February 9, 2010
 
   
   
 
 
Va. governor opposes marriage amendment, A.G. backs it

Posted on Sep 15, 2006 | by Michael Foust

RICHMOND, Va. (BP)--In what conservatives are calling a position reversal, Gov. Timothy M. Kaine said Sept. 14 he would campaign against a proposed constitutional marriage amendment on the November ballot -- bucking a trend that has seen the lieutenant governor, attorney general and members from both parties in the legislature support it.

A Democrat, Kaine said he opposes "gay marriage" but is concerned the amendment would have "unintended consequences" on unmarried couples and cause them to lose benefits they already have, The Washington Post reported. But the same day Kaine made his comments, Republican Attorney General Robert F. McDonnell issued a 13-page legal opinion stating the amendment would not infringe in any way on the legal benefits of unmarried couples.

"This is language I don't feel comfortable putting into the constitution," said Kaine, who in April had said he would vote against it but hadn't said he would campaign against it. "I'm married. You ask what the benefits of marriage are? They are infinite.... Unmarried individuals are not entitled to any of those?"

McDonnell, though, disagreed with Kaine's analysis.

“The intent of the amendment is clear," McDonnell said in a statement. "The first sentence defines marriage as solely the union between one man and one woman. The second and third sentences collectively prevent attempts to establish same-sex marriage, or similar relationships that attempt to create marriage-like unions by any other name.... I can find no legal basis for the proposition that passage of the marriage amendment will limit or infringe upon the ordinary civil and legal rights of unmarried Virginians.”

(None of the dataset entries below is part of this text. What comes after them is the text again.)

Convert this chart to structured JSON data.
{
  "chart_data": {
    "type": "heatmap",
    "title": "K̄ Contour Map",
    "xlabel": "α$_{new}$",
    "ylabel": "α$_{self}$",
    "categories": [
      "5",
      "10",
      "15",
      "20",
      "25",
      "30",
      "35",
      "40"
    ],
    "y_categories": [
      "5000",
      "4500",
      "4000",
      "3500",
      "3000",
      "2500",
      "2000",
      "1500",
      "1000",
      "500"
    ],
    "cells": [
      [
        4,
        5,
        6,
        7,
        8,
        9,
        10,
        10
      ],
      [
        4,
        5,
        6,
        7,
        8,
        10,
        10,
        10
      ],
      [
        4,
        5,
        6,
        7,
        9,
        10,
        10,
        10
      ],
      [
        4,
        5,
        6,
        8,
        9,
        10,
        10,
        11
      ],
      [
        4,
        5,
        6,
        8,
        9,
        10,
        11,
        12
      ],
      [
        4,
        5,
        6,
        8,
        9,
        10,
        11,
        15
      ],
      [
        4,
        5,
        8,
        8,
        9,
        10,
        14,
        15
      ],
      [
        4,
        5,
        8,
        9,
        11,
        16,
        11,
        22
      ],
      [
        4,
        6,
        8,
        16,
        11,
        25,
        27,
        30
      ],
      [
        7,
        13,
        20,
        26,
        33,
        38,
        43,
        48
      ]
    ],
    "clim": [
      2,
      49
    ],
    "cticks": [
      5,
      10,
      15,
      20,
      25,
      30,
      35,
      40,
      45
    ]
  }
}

The amendment passed the House of Delegates 76-20 and the Senate 28-11 and now must be approved by voters. Kaine said he would use "the power of his office" to oppose it. The governor’s opposition centers on a sentence in the amendment that says Virginia cannot "create or recognize another union, partnership, or other legal status to which is assigned the rights, benefits, obligations, qualities, or effects of marriage." Supporters of the amendment say the sentence is designed to ban Vermont-style civil unions, which grant same-sex couples the legal benefits of marriage without using the word "marriage."

"We cannot know what another state will call marriage several years from now," Victoria Cobb, executive director of the Family Foundation of Virginia, told Baptist Press. "Vermont called them civil unions. California called them domestic partnerships. This sentence is designed to capture the essence of marriage."

Cobb said Kaine has changed his position on the amendment.

"When Gov. Kaine was a candidate, he filled out two surveys during the election season -- both of which specifically asked him, does he support the marriage amendment as it is written?" she said. "He put 'support' on both. One was from Family Foundation Action and one was the Catholic Conference."

Virginia is one of eight states voting on marriage amendments this fall; 20 states already have adopted them. But Virginia is not the first state where opponents have used a "benefits argument" similar to Kaine's to urge a "no" vote. Activists in Ohio, for instance, tried to defeat that state's 2004 amendment by arguing it also would impact unmarried couples' benefits. But the amendment passed anyway with 62 percent of the vote. Ohio's amendment is similar to Virginia's in that it prohibits the creation or recognition of a "legal status for relationships of unmarried individuals that intends to approximate the design, qualities, significance or effect of marriage."

This year, opponents of proposed amendments in Arizona and Wisconsin are making arguments similar to Kaine's. Both states will vote in November.

"This is a red herring argument used by opponents to distract voters from the real issue -- which is, how are we going to define marriage?" Cobb said. "The benefits being discussed by opponents -- such as wills, contracts and domestic violence laws -- are benefits of being a citizen of Virginia [and] not benefits of marriage.

"These are individual rights that every individual has, and they will remain untouched by the marriage amendment."

The proposed amendment states: “That only a union between one man and one woman may be a marriage valid in or recognized by this Commonwealth and its political subdivisions. This Commonwealth and its political subdivisions shall not create or recognize a legal status for relationships of unmarried individuals that intends to approximate the design, qualities, significance, or effects of marriage. Nor shall this Commonwealth or its political subdivisions create or recognize another union, partnership, or other legal status to which is assigned the rights, benefits, obligations, qualities, or effects of marriage."